"Do you ever have to "bite your tongue" on your true views or feelings about politics and government when a "delicate" or "touchy" story is broadcast? I mean, y'all want everyone else's opinions, but I rarely hear statements made from the WTVY crew. They tell the story, but are good at not getting personally involved verbally, on camera. Is it hard to keep your opinion to yourself?" - Sabrina
Members of the media are expected to be impartial. I've found impartiality is the hardest journalistic character trait to embody.
I speak from personal experience when I say it is impossible for news people to be impartial. We're human; we have opinions. We're allowed to have opinions. Where things get tricky is when we're allowed to express those opinions.
Is there really no room for opinion in a newscast? And, is it truly possible to have an opinion-free show?
In my opinion, opinions are always interjected into a newscast in some way. I'm not saying when we write stories they're slanted one way or another. In fact, we strive to show all possible sides of every story we cover.
However, everything about my show in some way reflects an opinion - from the way it's stacked, to the way it flows together, to the words that are chosen to tell the stories.
Delivering the news is just like telling a story. Everything from the inflections in the anchors voices to their facial expressions to the words they use to tell you about the latest news make a difference.

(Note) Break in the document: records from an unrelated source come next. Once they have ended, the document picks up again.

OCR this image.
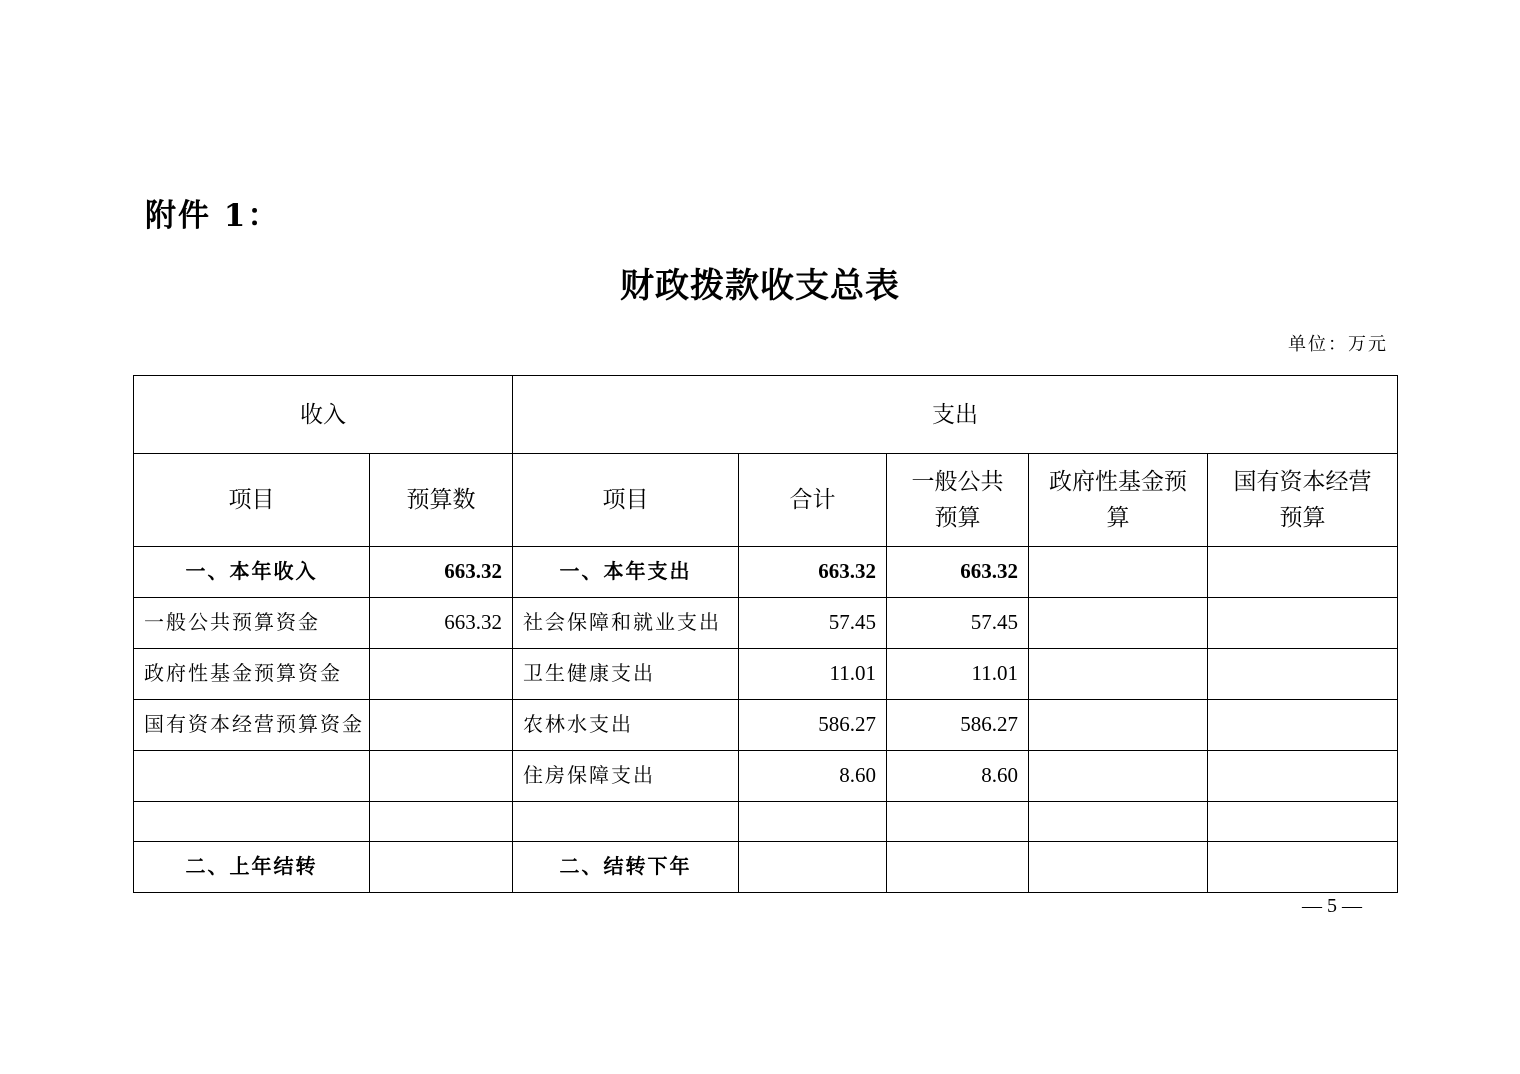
附件 1：
财政拨款收支总表
单位：万元
收入		支出				
项目	预算数	项目	合计	一般公共预算	政府性基金预算	国有资本经营预算

一、本年收入	663.32	一、本年支出	663.32	663.32		

一般公共预算资金	663.32	社会保障和就业支出	57.45	57.45		

政府性基金预算资金		卫生健康支出	11.01	11.01		

国有资本经营预算资金		农林水支出	586.27	586.27		

		住房保障支出	8.60	8.60		

二、上年结转		二、结转下年				

— 5 —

So where is the line drawn? Obviously the anchors aren't going to say "I think he's guilty" when talking about a murder suspect. That would be ethically wrong. But should they be banned from saying they don't agree with the way the playoff system is set up?
You guys seem to like it when our anchors and reporters show they're human. If we completely cut out opinions, we would lose that. But if we allow ourselves to express our opinions, we risk making at least one of you mad.
So what should we do?
Maybe we should just go back to the basics of our craft and address our ethics. We should ask ourselves if voicing our opinion about a particular subject, story or person will jeopardize our integrity and hurt our credibility. If the answer to that question isn't clear, maybe we should avoid it.
Bottom line: journalists don't have a voice. It's not our job to tell you guys what we think. It's our responsibility to give you a legitimate voice, to be someone you can trust to tell you about the things that are going on in your communities without blurring the lines between fact and fiction.
What do you think? Should our anchors and reporters be able to express their views on the stories we cover?